The summit also unveiled the Content India Trends Report, whose findings made for bracing reading. Daoud Jackson, senior analyst at OMDIA, set the tone: “By 2030, online video in India will nearly double the revenue of traditional TV, becoming the main driver of growth.” He noted that in 2025, India produced a quarter of all YouTube videos globally, overtaking the United States, while Indians collectively spend 117 years daily on YouTube and 72 years on Instagram. Traditional subscription TV is declining as free TV and connected TV gain ground, forcing broadcasters to innovate. “AI-generated content is just 2 per cent of engagement,” Jackson added, “highlighting the dominance of high-quality human content. The key for Indian media companies is scaling while monetising effectively from day one.”
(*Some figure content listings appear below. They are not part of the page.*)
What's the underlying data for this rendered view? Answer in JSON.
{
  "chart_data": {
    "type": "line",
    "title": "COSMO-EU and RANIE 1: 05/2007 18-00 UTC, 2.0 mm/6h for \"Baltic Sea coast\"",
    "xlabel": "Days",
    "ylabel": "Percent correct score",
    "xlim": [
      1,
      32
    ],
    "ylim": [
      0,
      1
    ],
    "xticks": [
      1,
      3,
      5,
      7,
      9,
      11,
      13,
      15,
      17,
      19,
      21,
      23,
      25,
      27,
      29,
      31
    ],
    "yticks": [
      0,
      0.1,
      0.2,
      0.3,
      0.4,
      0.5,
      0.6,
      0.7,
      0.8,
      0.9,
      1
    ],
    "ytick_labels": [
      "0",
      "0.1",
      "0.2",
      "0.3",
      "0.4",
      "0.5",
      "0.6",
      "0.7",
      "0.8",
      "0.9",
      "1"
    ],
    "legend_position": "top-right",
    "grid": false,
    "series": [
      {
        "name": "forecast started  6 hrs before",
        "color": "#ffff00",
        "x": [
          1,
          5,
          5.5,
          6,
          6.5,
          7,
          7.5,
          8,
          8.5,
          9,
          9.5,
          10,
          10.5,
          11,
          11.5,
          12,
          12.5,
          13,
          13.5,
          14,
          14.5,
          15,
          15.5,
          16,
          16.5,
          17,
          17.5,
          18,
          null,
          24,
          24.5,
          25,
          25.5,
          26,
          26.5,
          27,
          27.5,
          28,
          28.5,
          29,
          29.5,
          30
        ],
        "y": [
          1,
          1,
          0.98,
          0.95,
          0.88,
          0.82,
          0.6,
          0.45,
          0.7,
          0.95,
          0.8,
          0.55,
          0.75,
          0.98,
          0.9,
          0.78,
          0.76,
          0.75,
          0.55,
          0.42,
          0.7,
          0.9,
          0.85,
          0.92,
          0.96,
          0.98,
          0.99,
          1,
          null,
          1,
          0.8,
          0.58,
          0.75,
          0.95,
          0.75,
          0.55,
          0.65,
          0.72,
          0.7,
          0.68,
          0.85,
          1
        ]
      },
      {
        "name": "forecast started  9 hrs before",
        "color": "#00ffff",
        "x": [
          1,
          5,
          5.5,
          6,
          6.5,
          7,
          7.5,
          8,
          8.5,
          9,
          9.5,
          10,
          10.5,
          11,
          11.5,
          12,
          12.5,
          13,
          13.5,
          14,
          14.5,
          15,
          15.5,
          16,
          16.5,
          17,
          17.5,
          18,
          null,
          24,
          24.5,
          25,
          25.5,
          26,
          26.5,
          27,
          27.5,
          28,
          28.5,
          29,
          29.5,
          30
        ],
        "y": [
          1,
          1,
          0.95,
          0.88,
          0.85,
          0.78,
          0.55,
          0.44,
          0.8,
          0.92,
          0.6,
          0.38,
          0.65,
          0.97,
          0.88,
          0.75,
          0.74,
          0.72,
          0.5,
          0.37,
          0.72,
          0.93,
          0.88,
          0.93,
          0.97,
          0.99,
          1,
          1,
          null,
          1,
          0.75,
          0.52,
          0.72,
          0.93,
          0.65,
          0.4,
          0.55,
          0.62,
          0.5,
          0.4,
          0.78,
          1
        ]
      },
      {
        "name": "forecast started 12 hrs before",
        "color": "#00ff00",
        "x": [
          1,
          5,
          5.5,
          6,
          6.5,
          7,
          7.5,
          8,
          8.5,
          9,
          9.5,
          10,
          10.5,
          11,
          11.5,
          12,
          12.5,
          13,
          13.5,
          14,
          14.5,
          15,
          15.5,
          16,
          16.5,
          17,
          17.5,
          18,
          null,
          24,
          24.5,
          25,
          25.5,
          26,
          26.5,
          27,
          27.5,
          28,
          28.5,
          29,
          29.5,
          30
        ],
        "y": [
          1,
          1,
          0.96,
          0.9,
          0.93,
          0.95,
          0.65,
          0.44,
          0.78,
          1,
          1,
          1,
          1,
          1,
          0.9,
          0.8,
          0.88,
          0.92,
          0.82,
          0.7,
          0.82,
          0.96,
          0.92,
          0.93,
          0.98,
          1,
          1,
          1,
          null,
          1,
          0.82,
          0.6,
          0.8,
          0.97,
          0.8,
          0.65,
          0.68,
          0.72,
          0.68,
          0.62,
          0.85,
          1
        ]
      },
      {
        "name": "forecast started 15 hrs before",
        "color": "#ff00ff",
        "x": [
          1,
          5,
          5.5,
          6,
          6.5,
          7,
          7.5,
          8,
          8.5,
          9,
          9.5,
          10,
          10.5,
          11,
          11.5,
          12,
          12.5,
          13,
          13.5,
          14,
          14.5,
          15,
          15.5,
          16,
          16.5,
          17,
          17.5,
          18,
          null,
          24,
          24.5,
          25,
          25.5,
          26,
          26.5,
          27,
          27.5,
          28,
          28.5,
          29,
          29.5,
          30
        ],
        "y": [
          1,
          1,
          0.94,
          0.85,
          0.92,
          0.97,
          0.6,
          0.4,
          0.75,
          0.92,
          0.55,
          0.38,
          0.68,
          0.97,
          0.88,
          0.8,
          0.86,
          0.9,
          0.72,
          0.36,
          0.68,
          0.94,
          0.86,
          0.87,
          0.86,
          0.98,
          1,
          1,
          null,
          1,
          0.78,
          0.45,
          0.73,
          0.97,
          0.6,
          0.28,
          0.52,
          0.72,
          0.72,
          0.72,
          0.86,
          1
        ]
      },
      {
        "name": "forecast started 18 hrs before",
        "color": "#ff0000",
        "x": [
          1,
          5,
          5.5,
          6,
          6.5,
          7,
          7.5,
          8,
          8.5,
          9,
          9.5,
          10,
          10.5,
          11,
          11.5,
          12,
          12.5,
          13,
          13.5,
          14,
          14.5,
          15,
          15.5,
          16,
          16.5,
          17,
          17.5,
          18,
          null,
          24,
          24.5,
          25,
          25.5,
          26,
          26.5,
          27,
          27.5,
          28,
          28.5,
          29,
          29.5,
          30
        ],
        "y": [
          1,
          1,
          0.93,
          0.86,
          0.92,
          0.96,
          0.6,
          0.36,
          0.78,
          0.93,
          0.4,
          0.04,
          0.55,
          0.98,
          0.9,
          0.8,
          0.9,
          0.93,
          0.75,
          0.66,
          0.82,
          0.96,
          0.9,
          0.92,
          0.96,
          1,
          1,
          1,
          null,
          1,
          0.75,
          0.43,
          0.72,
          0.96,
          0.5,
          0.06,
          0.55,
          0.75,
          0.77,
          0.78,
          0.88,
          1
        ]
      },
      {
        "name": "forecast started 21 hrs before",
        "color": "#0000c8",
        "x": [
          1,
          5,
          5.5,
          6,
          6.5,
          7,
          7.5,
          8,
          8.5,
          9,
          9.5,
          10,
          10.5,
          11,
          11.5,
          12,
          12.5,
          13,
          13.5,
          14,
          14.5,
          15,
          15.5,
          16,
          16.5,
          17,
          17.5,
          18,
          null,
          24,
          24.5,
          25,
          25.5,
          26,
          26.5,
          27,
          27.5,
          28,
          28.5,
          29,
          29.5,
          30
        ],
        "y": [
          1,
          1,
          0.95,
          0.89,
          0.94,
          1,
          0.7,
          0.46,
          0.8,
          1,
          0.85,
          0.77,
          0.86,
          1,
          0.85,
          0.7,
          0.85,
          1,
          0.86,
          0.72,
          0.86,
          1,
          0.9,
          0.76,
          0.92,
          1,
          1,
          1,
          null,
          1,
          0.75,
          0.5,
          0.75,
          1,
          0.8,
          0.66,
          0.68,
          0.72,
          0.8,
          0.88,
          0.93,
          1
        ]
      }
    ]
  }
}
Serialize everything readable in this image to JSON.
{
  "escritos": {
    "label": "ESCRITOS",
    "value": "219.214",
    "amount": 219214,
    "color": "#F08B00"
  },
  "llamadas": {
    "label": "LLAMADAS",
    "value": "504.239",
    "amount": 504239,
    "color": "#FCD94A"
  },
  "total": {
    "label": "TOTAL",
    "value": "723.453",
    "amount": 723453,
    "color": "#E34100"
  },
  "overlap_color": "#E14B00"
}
Hannah Walsh, principal analyst at Ampere Analysis, added hard numbers to the picture. India produced over 24,000 titles in January 2026 alone, with 19,000 available internationally. The country now accounts for 12 per cent of Asia-Pacific content spend, up from 8 per cent in 2021, outpacing both Japan and China. Key exporters include JioStar, Zee Entertainment, Sony India, Amazon and Netflix, delivering over 7,500 Indian-produced titles abroad each year. The top importing markets are Saudi Arabia, the UAE, Egypt, the United States and the Philippines. Scripted content dominates globally at 88 per cent, with crime dramas and children’s and family titles performing particularly strongly.
Manoj Dobhal, chief executive and executive director of Dish TV India, framed the summit’s ambition squarely. “Stories don’t need translation. They need a platform, discovery, and reach, local or global,” he said. “India produces more movies than any country, our streaming platforms compete globally, and our tech and creators win international awards. Yet fragmentation slows growth. Producers, platforms, and tech move in different lanes. We need shared spaces, collaboration, and an ecosystem where ideas, technology, and people meet. That is why we built Content India.”
The data, the pitches and the prize money all pointed to the same conclusion: India is not waiting for the world to discover its stories. It is building the infrastructure to sell them.